Today, despite working harder than ever before, working families are finding it increasingly difficult to get by, let alone get ahead. No matter where you fall on the political spectrum, Americans can feel that our economy is out of balance.
That’s why I am a proud conservative and an active member of my union, the Washington Federation of State Employees of the American Federation of State, County and Municipal Employees.
By speaking up together, union members are able to negotiate with their employers for fair wages, benefits and safe workplaces that sustain American families. When more people belong to unions, middle class income rises.
But these days it’s hard to ignore the wedge that some are trying to drive between conservatives and their unions. Even though a growing number of Americans support unions — including nearly half of conservative voters — some say that being conservative and a union member is a paradox.

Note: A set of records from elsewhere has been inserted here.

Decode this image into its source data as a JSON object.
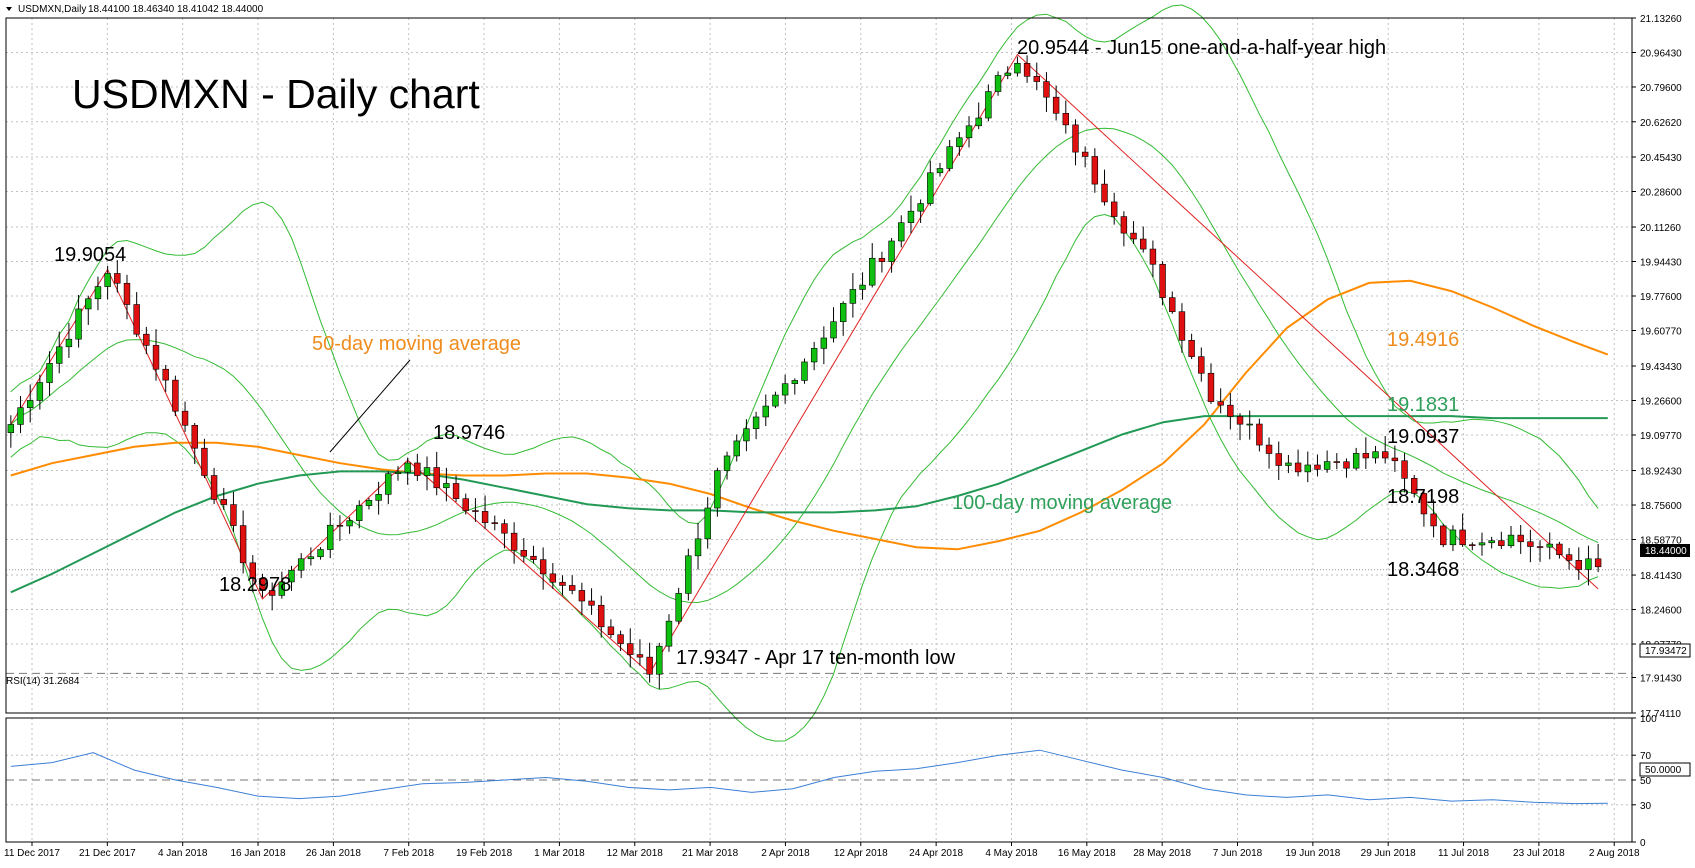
{
  "chart_data": {
    "type": "candlestick",
    "header": {
      "symbol": "USDMXN,Daily",
      "ohlc": "18.44100 18.46340 18.41042 18.44000"
    },
    "title": "USDMXN - Daily chart",
    "price_axis": {
      "ticks": [
        "21.13260",
        "20.96430",
        "20.79600",
        "20.62620",
        "20.45430",
        "20.28600",
        "20.11260",
        "19.94430",
        "19.77600",
        "19.60770",
        "19.43430",
        "19.26600",
        "19.09770",
        "18.92430",
        "18.75600",
        "18.58770",
        "18.41430",
        "18.24600",
        "18.07770",
        "17.91430",
        "17.74110"
      ],
      "ylim": [
        17.7411,
        21.1326
      ],
      "current_price": "18.44000",
      "low_marker": "17.93472"
    },
    "date_axis": [
      "11 Dec 2017",
      "21 Dec 2017",
      "4 Jan 2018",
      "16 Jan 2018",
      "26 Jan 2018",
      "7 Feb 2018",
      "19 Feb 2018",
      "1 Mar 2018",
      "12 Mar 2018",
      "21 Mar 2018",
      "2 Apr 2018",
      "12 Apr 2018",
      "24 Apr 2018",
      "4 May 2018",
      "16 May 2018",
      "28 May 2018",
      "7 Jun 2018",
      "19 Jun 2018",
      "29 Jun 2018",
      "11 Jul 2018",
      "23 Jul 2018",
      "2 Aug 2018"
    ],
    "colors": {
      "bull": "#10c010",
      "bear": "#e01010",
      "ma50": "#ff8c00",
      "ma100": "#229955",
      "bollinger": "#33bb33",
      "trendline": "#e02020",
      "rsi": "#3c7fd6",
      "grid": "#c0c0c0",
      "ma50_label": "#f08c1e",
      "ma100_label": "#2ea05a"
    },
    "annotations": {
      "high": "20.9544 - Jun15 one-and-a-half-year high",
      "low": "17.9347 - Apr 17 ten-month low",
      "peak1": "19.9054",
      "trough1": "18.2978",
      "peak2": "18.9746",
      "ma50_label": "50-day moving average",
      "ma100_label": "100-day moving average",
      "ma50_value": "19.4916",
      "ma100_value": "19.1831",
      "level_upper_band": "19.0937",
      "level_mid_band": "18.7198",
      "level_last": "18.3468"
    },
    "series": [
      {
        "name": "50-day moving average",
        "points": [
          [
            0,
            18.9
          ],
          [
            2.5,
            18.96
          ],
          [
            5,
            19.0
          ],
          [
            7.5,
            19.04
          ],
          [
            10,
            19.06
          ],
          [
            12.5,
            19.06
          ],
          [
            15,
            19.04
          ],
          [
            17.5,
            19.0
          ],
          [
            20,
            18.96
          ],
          [
            22.5,
            18.93
          ],
          [
            25,
            18.91
          ],
          [
            27.5,
            18.9
          ],
          [
            30,
            18.9
          ],
          [
            32.5,
            18.91
          ],
          [
            35,
            18.91
          ],
          [
            37.5,
            18.89
          ],
          [
            40,
            18.86
          ],
          [
            42.5,
            18.81
          ],
          [
            45,
            18.74
          ],
          [
            47.5,
            18.68
          ],
          [
            50,
            18.63
          ],
          [
            52.5,
            18.59
          ],
          [
            55,
            18.55
          ],
          [
            57.5,
            18.54
          ],
          [
            60,
            18.58
          ],
          [
            62.5,
            18.63
          ],
          [
            65,
            18.72
          ],
          [
            67.5,
            18.83
          ],
          [
            70,
            18.96
          ],
          [
            72.5,
            19.15
          ],
          [
            75,
            19.4
          ],
          [
            77.5,
            19.62
          ],
          [
            80,
            19.76
          ],
          [
            82.5,
            19.84
          ],
          [
            85,
            19.85
          ],
          [
            87.5,
            19.8
          ],
          [
            90,
            19.72
          ],
          [
            92.5,
            19.63
          ],
          [
            95,
            19.55
          ],
          [
            97,
            19.49
          ]
        ]
      },
      {
        "name": "100-day moving average",
        "points": [
          [
            0,
            18.33
          ],
          [
            2.5,
            18.42
          ],
          [
            5,
            18.52
          ],
          [
            7.5,
            18.62
          ],
          [
            10,
            18.72
          ],
          [
            12.5,
            18.8
          ],
          [
            15,
            18.86
          ],
          [
            17.5,
            18.9
          ],
          [
            20,
            18.92
          ],
          [
            22.5,
            18.92
          ],
          [
            25,
            18.91
          ],
          [
            27.5,
            18.88
          ],
          [
            30,
            18.84
          ],
          [
            32.5,
            18.8
          ],
          [
            35,
            18.76
          ],
          [
            37.5,
            18.74
          ],
          [
            40,
            18.73
          ],
          [
            42.5,
            18.73
          ],
          [
            45,
            18.72
          ],
          [
            47.5,
            18.72
          ],
          [
            50,
            18.72
          ],
          [
            52.5,
            18.73
          ],
          [
            55,
            18.75
          ],
          [
            57.5,
            18.8
          ],
          [
            60,
            18.86
          ],
          [
            62.5,
            18.94
          ],
          [
            65,
            19.02
          ],
          [
            67.5,
            19.1
          ],
          [
            70,
            19.16
          ],
          [
            72.5,
            19.19
          ],
          [
            75,
            19.19
          ],
          [
            77.5,
            19.19
          ],
          [
            80,
            19.19
          ],
          [
            82.5,
            19.19
          ],
          [
            85,
            19.19
          ],
          [
            87.5,
            19.19
          ],
          [
            90,
            19.18
          ],
          [
            92.5,
            19.18
          ],
          [
            95,
            19.18
          ],
          [
            97,
            19.18
          ]
        ]
      },
      {
        "name": "RSI(14) 31.2684",
        "points": [
          [
            0,
            61
          ],
          [
            2.5,
            64
          ],
          [
            5,
            72
          ],
          [
            7.5,
            58
          ],
          [
            10,
            50
          ],
          [
            12.5,
            44
          ],
          [
            15,
            37
          ],
          [
            17.5,
            35
          ],
          [
            20,
            37
          ],
          [
            22.5,
            42
          ],
          [
            25,
            47
          ],
          [
            27.5,
            48
          ],
          [
            30,
            50
          ],
          [
            32.5,
            52
          ],
          [
            35,
            49
          ],
          [
            37.5,
            44
          ],
          [
            40,
            42
          ],
          [
            42.5,
            44
          ],
          [
            45,
            40
          ],
          [
            47.5,
            43
          ],
          [
            50,
            52
          ],
          [
            52.5,
            57
          ],
          [
            55,
            59
          ],
          [
            57.5,
            64
          ],
          [
            60,
            70
          ],
          [
            62.5,
            74
          ],
          [
            65,
            66
          ],
          [
            67.5,
            58
          ],
          [
            70,
            52
          ],
          [
            72.5,
            43
          ],
          [
            75,
            38
          ],
          [
            77.5,
            36
          ],
          [
            80,
            38
          ],
          [
            82.5,
            34
          ],
          [
            85,
            36
          ],
          [
            87.5,
            33
          ],
          [
            90,
            34
          ],
          [
            92.5,
            32
          ],
          [
            95,
            31
          ],
          [
            97,
            31.27
          ]
        ]
      }
    ],
    "rsi": {
      "label": "RSI(14) 31.2684",
      "ticks": [
        "100",
        "70",
        "50",
        "30",
        "0"
      ],
      "current_level": "50.0000"
    }
  }
}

In our state, special interest groups have launched a campaign with the sole purpose of trying to get union members, especially conservatives, to stop paying their dues. They call it employee freedom, but the simple truth is no one is ever forced to join a union or pay fees that go to politics or candidates they don’t support. Conservatives do have a voice.
Our union’s Conservative Caucus members in Washington are vocal, and many of us hold leadership positions throughout the state and national union. In a union of 1.6 million members, there will be disagreements, but one thing we all can agree on is that strong unions create strong communities.
That’s why I am deeply concerned about a case backed by self-serving special interests before the Supreme Court called Friedrichs v. California Teachers Association. This case could make it even harder for working people to speak up together through their unions to negotiate for better wages that sustain their families, making the already out-of-balance economy even worse.
The plaintiffs in this case want the court to allow them to avoid paying their fair share for reaping the benefits of a union contract. Those aren’t the conservative principles my father taught me.
The Friedrichs case weakens the ability of hardworking Americans like firefighters or teachers to come together, speak up and get ahead. I hope the Supreme Court takes a stand for true conservative values and protects our freedom to join together for a better future.
Alice Rogers is community corrections specialist in the Tri-Cities and a member of the Conservative Caucus of the Washington Federation of State Employees, AFSCME Council 28.